Local News

Edgecombe Economy Making Swift Turn Around

Posted December 10, 1997 12:00 a.m. EST

— Just two years ago, it seemed like Edgecombe County couldn't convince companies to stay in business. Lately, that trend has reversed with company after company coming to the area.

Tracey Harper grew up in Edgecombe County. Thanks to new incoming businesses like an electronics plant, he can afford to stay.

"It's a good job," Harper explains. "It's a nice start. The company is brand new. It's a good place for a young person getting out of school to start."

The company that hired Harper just moved to town last year. It's part of an invasion of new businesses now turning around Edgecombe County's financial future.

Just two years ago, plant closings and mergers put thousands of people out of work. Now, new employers are moving in, attracted to available buildings and workers.
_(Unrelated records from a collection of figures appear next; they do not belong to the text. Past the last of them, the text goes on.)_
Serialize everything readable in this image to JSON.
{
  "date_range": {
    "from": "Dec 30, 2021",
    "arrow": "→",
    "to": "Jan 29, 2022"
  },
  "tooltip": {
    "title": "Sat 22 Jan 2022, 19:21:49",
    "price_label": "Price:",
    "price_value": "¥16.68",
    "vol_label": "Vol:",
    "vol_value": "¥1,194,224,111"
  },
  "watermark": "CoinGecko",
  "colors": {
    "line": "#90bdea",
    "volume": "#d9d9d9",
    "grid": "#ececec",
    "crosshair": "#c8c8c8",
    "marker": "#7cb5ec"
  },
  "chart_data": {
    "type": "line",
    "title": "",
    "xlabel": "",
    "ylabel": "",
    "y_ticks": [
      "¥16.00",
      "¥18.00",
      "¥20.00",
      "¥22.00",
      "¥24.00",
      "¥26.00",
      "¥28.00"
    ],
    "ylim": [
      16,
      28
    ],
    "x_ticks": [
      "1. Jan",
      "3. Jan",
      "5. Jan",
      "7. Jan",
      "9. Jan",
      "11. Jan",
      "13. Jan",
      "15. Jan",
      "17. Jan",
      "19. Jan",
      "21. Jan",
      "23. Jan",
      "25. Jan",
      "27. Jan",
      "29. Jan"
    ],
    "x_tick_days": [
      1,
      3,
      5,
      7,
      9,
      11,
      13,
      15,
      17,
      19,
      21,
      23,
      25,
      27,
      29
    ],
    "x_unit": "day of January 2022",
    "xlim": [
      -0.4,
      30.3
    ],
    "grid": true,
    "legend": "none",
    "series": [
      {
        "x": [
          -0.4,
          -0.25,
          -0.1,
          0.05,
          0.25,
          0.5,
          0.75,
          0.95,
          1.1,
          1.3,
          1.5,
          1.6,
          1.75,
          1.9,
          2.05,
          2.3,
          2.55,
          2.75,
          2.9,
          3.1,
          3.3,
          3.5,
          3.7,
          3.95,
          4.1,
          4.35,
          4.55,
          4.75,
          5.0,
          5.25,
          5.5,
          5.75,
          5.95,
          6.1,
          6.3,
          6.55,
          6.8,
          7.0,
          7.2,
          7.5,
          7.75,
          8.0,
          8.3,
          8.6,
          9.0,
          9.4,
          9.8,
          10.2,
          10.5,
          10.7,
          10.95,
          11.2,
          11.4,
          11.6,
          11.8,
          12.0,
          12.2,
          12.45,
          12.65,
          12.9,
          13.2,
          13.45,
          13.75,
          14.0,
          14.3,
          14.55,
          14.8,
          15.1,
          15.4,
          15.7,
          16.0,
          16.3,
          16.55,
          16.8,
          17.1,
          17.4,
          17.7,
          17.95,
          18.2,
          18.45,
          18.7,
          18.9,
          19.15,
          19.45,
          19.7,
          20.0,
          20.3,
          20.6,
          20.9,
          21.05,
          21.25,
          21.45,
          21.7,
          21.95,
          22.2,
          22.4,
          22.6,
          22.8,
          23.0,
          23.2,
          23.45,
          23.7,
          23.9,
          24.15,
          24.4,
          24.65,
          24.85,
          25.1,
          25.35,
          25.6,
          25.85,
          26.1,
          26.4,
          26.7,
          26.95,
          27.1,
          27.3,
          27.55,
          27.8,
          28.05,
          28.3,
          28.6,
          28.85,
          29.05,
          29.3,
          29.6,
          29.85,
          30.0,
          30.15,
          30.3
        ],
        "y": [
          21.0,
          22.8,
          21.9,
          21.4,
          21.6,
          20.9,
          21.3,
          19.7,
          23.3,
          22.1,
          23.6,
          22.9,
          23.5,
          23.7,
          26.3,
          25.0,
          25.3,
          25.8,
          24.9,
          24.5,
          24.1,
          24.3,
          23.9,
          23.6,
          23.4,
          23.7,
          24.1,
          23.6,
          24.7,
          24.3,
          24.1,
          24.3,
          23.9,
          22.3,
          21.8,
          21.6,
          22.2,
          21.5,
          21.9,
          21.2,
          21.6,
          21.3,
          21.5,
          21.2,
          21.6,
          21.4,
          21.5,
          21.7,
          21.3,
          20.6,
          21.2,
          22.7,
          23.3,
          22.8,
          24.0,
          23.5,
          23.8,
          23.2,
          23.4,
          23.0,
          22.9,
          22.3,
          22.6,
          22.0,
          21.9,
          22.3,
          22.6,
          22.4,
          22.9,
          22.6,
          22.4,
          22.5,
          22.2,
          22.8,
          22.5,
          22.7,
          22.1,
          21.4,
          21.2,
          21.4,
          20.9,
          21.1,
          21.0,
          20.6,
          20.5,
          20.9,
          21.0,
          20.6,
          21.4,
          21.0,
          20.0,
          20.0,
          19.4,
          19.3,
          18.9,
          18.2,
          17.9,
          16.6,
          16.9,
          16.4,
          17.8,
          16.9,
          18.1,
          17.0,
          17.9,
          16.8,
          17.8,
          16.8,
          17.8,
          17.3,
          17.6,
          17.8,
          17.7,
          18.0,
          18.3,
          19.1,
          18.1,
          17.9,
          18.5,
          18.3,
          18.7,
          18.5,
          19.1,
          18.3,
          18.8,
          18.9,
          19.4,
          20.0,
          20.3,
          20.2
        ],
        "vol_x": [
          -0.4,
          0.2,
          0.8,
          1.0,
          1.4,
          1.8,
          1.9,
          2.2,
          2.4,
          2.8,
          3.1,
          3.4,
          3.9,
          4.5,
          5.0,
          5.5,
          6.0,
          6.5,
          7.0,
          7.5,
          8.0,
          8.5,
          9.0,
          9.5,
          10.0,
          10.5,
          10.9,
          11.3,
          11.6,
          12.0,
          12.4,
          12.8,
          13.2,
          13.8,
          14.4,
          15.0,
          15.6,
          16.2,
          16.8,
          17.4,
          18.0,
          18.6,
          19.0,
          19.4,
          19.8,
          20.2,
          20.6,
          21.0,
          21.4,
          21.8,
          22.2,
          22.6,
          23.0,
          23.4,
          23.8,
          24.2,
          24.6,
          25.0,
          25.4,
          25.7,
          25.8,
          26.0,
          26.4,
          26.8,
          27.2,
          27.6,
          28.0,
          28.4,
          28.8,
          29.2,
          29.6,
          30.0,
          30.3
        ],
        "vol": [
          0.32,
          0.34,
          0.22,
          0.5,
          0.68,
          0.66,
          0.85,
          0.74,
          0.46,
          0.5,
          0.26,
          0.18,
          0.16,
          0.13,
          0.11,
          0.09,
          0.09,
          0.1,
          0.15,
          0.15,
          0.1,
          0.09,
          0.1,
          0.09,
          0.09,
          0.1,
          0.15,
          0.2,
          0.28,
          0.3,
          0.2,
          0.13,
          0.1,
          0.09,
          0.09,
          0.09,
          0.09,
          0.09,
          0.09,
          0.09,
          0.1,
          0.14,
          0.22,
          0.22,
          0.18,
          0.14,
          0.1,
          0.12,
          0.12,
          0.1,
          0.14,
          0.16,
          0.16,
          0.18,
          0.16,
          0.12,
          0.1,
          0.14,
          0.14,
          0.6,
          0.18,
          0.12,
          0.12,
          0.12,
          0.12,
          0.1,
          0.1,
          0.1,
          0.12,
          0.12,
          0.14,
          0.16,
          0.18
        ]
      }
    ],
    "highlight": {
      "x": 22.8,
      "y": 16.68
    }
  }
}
"When you're recruiting industry, unemployment becomes a positive," says Chairman Charlie Harrell of the Edgecombe Board of Commissioners, "and so that has gotten the attention of a lot of people. We've also had some available buildings and plant closings."
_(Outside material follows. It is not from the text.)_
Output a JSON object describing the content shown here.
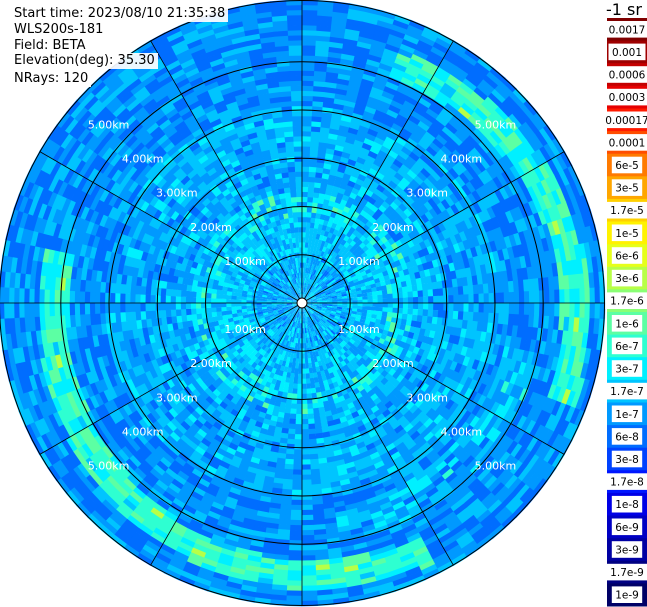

But, county leaders are quick to point out that aggressive marketing and tax incentives helped turn the tide so quickly.

"We now, for every job that's created in Edgecombe County, can offer a company a $12,500 dollar tax credit," says economic developer Oppie Jordan. "That's a tax now, not a giveaway."
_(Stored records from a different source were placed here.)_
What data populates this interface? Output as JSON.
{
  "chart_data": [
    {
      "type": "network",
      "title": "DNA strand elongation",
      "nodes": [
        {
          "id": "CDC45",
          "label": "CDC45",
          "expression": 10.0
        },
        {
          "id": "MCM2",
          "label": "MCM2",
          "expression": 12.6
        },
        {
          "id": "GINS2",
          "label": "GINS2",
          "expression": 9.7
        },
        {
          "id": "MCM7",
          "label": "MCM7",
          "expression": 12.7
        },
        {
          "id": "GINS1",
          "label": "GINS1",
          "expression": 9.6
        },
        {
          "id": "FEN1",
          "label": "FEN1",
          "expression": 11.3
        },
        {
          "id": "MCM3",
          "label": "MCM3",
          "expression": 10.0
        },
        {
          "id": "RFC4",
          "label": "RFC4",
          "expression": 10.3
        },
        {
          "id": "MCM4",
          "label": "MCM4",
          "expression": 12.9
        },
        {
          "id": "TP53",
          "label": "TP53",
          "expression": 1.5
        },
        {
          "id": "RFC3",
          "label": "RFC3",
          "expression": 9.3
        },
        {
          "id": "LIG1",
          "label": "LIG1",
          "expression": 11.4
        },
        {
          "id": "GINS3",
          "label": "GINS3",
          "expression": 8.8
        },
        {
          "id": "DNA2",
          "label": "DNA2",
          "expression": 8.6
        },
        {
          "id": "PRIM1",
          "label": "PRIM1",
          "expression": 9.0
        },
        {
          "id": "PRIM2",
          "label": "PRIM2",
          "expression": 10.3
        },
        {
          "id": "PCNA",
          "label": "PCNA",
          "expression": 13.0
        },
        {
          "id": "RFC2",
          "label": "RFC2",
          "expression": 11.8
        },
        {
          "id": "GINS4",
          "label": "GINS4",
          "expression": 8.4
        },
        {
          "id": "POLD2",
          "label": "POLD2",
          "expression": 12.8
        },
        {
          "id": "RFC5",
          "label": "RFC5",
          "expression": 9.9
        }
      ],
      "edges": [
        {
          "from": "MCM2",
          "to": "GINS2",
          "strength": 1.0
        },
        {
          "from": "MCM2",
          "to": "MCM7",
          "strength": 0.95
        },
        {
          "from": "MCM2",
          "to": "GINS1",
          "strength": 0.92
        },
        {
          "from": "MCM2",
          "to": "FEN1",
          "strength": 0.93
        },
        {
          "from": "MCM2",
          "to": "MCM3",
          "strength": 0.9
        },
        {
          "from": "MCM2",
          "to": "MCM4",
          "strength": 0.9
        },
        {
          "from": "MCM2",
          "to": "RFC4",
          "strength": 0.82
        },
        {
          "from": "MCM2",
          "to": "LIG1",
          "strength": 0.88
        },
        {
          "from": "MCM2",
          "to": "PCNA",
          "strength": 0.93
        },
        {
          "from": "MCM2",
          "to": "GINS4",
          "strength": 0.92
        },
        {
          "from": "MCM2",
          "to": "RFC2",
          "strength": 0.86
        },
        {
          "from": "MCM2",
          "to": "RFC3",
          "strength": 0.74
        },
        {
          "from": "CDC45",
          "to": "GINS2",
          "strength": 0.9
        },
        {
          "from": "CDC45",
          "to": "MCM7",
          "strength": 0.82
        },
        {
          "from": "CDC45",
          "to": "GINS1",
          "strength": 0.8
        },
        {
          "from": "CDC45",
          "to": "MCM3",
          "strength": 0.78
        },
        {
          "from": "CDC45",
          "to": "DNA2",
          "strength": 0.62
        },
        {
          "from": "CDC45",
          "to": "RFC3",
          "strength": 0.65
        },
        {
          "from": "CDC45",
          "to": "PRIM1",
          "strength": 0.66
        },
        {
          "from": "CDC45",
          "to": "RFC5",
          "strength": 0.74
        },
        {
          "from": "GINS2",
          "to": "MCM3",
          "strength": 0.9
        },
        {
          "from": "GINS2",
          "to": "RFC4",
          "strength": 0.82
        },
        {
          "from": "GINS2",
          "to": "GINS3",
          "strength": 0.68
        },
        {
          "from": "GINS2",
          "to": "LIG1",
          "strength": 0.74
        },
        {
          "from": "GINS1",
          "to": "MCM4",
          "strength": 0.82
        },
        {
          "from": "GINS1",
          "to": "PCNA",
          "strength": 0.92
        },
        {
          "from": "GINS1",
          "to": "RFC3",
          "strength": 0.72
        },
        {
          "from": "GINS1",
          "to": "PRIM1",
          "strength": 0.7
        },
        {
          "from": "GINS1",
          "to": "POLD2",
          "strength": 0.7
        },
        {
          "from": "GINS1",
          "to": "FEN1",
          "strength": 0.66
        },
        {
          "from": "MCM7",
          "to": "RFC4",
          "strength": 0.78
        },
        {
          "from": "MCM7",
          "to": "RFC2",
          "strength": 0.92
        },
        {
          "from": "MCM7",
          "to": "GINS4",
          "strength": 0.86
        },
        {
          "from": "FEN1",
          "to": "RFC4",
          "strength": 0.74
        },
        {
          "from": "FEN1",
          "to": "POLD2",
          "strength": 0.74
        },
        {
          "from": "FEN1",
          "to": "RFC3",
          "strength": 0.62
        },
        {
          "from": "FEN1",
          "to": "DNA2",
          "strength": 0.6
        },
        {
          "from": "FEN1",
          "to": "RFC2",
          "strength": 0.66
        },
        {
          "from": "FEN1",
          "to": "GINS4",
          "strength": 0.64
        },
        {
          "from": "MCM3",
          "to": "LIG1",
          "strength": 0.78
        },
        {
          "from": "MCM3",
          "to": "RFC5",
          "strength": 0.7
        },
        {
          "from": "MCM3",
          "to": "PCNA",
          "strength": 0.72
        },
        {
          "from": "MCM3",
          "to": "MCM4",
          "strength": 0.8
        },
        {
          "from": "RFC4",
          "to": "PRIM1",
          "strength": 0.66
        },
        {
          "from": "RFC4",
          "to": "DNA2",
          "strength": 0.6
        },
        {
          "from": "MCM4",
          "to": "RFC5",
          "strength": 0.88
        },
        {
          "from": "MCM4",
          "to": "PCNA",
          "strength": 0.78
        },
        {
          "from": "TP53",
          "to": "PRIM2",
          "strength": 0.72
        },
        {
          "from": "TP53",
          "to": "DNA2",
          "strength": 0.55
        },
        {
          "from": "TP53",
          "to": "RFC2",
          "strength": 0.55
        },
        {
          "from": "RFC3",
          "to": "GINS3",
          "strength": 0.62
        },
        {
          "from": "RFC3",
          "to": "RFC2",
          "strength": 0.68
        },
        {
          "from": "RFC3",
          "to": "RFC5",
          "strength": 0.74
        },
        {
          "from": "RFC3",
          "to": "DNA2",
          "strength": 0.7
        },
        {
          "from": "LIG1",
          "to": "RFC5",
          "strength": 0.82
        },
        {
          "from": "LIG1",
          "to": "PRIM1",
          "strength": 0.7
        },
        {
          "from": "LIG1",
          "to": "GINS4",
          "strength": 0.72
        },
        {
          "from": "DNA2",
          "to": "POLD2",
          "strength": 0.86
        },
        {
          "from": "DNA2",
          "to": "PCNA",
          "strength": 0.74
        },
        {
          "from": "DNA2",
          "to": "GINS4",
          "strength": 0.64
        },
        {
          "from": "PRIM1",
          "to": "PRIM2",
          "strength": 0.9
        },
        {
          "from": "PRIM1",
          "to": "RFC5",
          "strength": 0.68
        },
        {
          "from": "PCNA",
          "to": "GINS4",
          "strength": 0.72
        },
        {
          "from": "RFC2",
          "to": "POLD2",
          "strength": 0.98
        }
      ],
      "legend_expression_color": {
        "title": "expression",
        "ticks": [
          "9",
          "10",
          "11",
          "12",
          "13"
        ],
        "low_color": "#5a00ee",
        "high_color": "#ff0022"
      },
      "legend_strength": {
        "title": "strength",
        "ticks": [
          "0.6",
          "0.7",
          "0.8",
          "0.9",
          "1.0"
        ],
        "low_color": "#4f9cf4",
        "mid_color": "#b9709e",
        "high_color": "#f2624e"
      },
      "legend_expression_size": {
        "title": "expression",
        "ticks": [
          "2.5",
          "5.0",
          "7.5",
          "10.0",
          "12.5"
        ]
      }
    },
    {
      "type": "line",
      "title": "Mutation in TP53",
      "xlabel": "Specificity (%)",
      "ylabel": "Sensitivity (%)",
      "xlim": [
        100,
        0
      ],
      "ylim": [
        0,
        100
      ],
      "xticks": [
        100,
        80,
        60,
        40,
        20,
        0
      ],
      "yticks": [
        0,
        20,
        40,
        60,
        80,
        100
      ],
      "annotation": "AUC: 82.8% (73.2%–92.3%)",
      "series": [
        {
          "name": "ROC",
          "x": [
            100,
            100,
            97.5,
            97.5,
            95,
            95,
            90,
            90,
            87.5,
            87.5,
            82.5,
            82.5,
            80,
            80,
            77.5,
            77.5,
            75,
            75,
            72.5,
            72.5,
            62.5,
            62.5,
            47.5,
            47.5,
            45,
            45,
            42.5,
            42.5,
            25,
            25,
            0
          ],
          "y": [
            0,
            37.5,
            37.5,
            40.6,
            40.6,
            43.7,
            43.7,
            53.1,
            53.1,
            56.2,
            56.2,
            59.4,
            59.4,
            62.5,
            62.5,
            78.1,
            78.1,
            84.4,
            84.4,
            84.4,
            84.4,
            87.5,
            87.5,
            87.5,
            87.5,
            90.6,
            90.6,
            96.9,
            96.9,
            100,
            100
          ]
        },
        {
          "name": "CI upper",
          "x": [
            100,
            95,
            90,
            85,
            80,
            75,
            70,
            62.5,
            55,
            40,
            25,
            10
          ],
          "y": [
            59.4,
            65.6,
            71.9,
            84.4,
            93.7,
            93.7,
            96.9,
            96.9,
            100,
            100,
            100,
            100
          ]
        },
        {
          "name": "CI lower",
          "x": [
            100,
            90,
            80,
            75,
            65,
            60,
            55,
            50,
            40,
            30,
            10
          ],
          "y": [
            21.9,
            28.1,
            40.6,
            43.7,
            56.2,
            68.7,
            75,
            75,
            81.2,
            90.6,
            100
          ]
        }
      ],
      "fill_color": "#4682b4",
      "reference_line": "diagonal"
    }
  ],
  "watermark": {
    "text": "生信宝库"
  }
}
The jobless rate is dropping slowly, but will decline more quickly as the new companies start to hire. Business leaders believe that as the economic climate improves, so will the quality of life around here.

"I do believe that's what it all boils down to," Jordan say, "believing in yourself. And they believe in themselves now, and we're not going to stop. We're going to keep going."

The number of new businesses should improve Edgecombe County's unemployment rate, which is the third worst in North Carolina at 7.8%. That's more than twice the unemployment rate for the entire state.

For the record, Swain County has the state's highest unemployment rate, while Orange County has the lowest at an amazing 1.4%.